Those intermittent dashes of deft market analysis served on social sites like Twitter and Facebook betting on a bullish phase or next wave of bear market are not impromptu thoughts from uninformed investors. Many are now in the form a prewritten post drawn from a comprehensive library of customized messages dispatched by financial advisers at leading Wall Street firms tapping into the fast-paced realm of social media.
A powerful marketing opportunity
For Wall Street, social media constitutes a vast and powerful marketing opportunity to market initial public offerings, to effort to communicate with homeowners on mortgage policies, to discuss investment scenario and to predict the broader market movement.
Adept start-ups have emerged to guide social media communications by Wall Street’s firms, offering them software and advice because many of these organizations have hardly used the networks in the past somewhat similar to a scenario when people first started using the Internet for basic business purposes.
Social media compliance products, the new buzz
For example, Socialware, a start-up located in Austin, Tex., offers an array of social media compliance products specifically for the financial industry. It also advises managers of financial firms on usage of social media. The company sells software, which can archive a library of prewritten messages and let compliance officers oversee postings. Its clients like Guardian Life, AllianceBernstein and Morgan Stanley Smith Barney have used the software to give their sales & marketing people access to Facebook, Twitter, LinkedIn etc.
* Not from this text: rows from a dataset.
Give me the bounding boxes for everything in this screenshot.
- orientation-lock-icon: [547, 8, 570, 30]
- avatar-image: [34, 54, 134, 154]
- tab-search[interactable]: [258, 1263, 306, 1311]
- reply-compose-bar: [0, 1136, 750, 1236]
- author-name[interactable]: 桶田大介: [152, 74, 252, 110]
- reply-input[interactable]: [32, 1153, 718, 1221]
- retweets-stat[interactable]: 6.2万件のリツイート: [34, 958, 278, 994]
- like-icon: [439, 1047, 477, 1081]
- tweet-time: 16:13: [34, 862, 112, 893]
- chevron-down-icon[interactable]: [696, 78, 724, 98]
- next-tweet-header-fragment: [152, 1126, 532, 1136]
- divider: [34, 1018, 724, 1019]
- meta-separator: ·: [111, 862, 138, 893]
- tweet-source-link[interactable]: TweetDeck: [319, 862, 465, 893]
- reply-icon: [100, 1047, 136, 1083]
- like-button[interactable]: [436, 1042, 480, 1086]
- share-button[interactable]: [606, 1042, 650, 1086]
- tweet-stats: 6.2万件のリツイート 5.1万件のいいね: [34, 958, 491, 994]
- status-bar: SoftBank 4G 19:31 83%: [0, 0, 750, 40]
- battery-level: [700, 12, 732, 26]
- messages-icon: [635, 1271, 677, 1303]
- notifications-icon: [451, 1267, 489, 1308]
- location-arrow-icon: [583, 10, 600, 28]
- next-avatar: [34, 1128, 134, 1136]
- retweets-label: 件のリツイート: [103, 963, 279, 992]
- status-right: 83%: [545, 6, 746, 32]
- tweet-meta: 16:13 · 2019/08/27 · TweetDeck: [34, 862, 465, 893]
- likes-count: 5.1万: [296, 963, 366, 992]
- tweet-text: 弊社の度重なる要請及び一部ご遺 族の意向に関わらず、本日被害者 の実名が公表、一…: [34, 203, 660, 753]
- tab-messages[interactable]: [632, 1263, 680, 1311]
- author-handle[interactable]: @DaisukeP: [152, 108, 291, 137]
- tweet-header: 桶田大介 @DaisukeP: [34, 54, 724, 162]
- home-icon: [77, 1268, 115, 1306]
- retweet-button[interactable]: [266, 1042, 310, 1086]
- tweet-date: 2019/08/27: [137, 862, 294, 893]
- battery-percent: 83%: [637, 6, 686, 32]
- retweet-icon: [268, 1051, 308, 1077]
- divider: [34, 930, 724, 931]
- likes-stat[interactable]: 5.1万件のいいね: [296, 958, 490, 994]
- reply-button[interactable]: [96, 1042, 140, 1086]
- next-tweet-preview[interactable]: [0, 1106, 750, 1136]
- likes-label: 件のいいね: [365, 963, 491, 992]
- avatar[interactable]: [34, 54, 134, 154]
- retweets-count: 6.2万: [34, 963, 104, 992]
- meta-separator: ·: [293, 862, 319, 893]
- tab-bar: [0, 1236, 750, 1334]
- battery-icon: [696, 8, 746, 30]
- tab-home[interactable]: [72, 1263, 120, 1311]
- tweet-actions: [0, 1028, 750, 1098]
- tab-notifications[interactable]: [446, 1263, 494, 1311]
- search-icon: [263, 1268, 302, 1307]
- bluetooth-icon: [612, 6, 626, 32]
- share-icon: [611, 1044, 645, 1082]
According to Lauren W. Boyman, in-charge of social media operations at Morgan Stanley Smith Barney, internal statistics suggest that financial advisers are engaging with clients over these platforms with reasonable success. Prewritten messages definitely help streamline the whole process.
Risks involved in fast-paced communications
There is a large firm regulatory framework within which the players everyone needs to operate. It’s not easy both for compliance officers and financial firms overseeing communication on social sites intended to issue random messages at a rapid-fire pace. It is necessary to stringently monitor communications to make sure they are absolutely in compliance with finicky securities regulations. The process can get time consuming.
The regulator last year suspended a broker in California, who recommended certain companies on Twitter without informing her employer she personally held stocks of some of them. Another investment adviser from Illinois was accused of offering to sell certain ‘fictitious’ securities on the professional network, LinkedIn.
Of course, even a small mistake can have wider ramifications. No surprise, only a select advisers and experts are permitted to use networking sites. Employees are generally blocked from even checking personal social and e-mail accounts while at work so that no wrong message is sent out.
Only a select group of financial advisers is allowed to write their own posts or messages on Facebook and Twitter. For, the financial word, it’s a new learning curve! The key is to build a real, regular following on social media sites through meaningful yet fully compliant content approved by the branding & compliance divisions.